Thy scenes of gay delight and wild despair,
Thy varied forms of awful and of fair.

How rich that climate's sweets, how wild its storms,
What charms array it, and what rage deforms,
Well have thy mouldering walls, Pompeii, known,
Decked in those charms, and by that rage o'erthrown.
Sad City, gaily dawned thy latest day,

And poured its radiance on a scene as gay.
The leaves scarce rustled in the sighing breeze;
In azure dimples curled the sparkling seas,
And as the golden tide of light they quaffed,
Campania's sunny meads and vineyards laughed,
While gleamed each lichened oak and giant pine
On the far sides of swarthy Apennine.

Then mirth and music through Pompeii rung;
Then verdant wreaths on all her portals hung;
Her sons with solemn rite and jocund lay,
Hailed the glad splendors of that festal day.
With fillets bound the hoary priests advance,
And rosy virgins braid the choral dance.
The rugged warrior here unbends awhile
His iron front, and deigns a transient smile:
There, frantic with delight, the ruddy boy

Scarce treads on earth, and bounds and laughs with joy.
From every crowded altar perfumes rise

In billowy clouds of fragrance to the skies.
The milk-white monarch of the herd they lead,
With gilded horns, at yonder shrine to bleed;
And while the victim crops the broidered plain,
And frisks and gambols towards the destined fane,
They little deem that like himself they stray
To death, unconscious, o'er a flowery way;
Heedless, like him, the impending stroke await,
And sport and wanton on the brink of fate.
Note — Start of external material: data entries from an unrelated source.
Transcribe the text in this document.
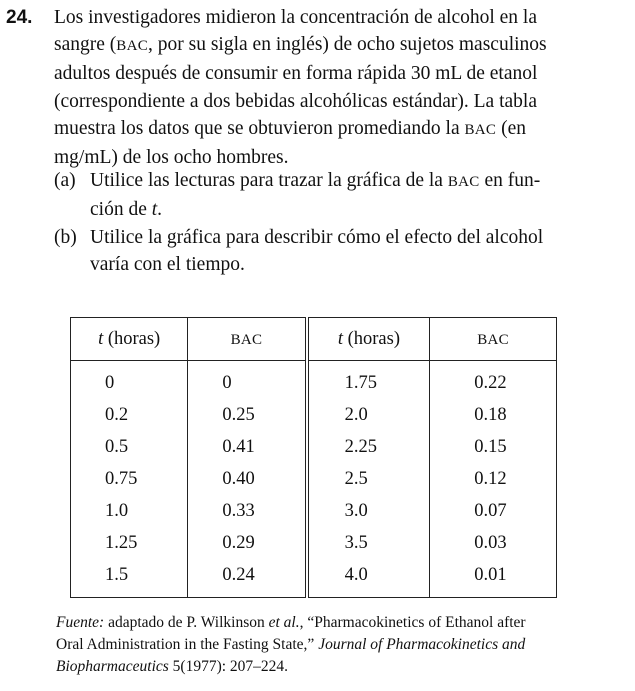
24. Los investigadores midieron la concentración de alcohol en la
sangre (BAC, por su sigla en inglés) de ocho sujetos masculinos
adultos después de consumir en forma rápida 30 mL de etanol
(correspondiente a dos bebidas alcohólicas estándar). La tabla
muestra los datos que se obtuvieron promediando la BAC (en
mg/mL) de los ocho hombres.
(a) Utilice las lecturas para trazar la gráfica de la BAC en fun-
ción de t.
(b) Utilice la gráfica para describir cómo el efecto del alcohol
varía con el tiempo.
t (horas)	BAC	t (horas)	BAC
0	0	1.75	0.22
0.2	0.25	2.0	0.18
0.5	0.41	2.25	0.15
0.75	0.40	2.5	0.12
1.0	0.33	3.0	0.07
1.25	0.29	3.5	0.03
1.5	0.24	4.0	0.01
Fuente: adaptado de P. Wilkinson et al., “Pharmacokinetics of Ethanol after
Oral Administration in the Fasting State,” Journal of Pharmacokinetics and
Biopharmaceutics 5(1977): 207–224.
What 'vails it that where yonder heights aspire,
With ashes piled, and scathed with rills of fire,

Gigantic phantoms dimly seemed to glide,*
In misty files, along the mountain's side,

To view with threatening scowl your fated lands,
And toward your city point their shadowy hands?
In vain celestial omens prompted fear,

And nature's signal spoke the ruin near.

In vain through many a night ye viewed from far
The meteor flag of elemental war

Unroll its blazing folds from yonder height,
In fearful sign of earth's intestine fight.
In vain Vesuvius groaned with wrath supprest,
And muttered thunder in his burning breast.
Long since the Eagle from that flaming peak
Hath soared with screams a safer nest to seek.
Awed by the infernal beacon's fitful glare,
The howling fox hath left his wonted lair;
Nor dares the browsing goat in venturous leap
To spring, as erst, from dizzy steep to steep.-
Man only mocks the peril. Man alone

Defies the sulphurous flame, the warning groan.
While instinct, humbler guardian, wakes and saves,
Proud reason sleeps, nor knows the doom it braves.
But see, the opening theatre invites

The fated myriads to its gay delights.
In, in, they swarm, tumultuous as the roar

Of foaming breakers on a rocky shore.

The enraptured throng in breathless transport views
The gorgeous temple of the Tragic Muse.
There, while her wand in shadowy pomp arrays

Ideal scenes, and forms of other days,

Fair as the hopes of youth, a radiant band,

The sister arts around her footstool stand,

* Dio Cassius relates that figures of gigantic size appeared, for some time previous to the destruction of Pompeii, on the summits of Vesuvius. This appearance was probably occasioned by the fantastic forms which the smoke from the crater of the volcano assumed.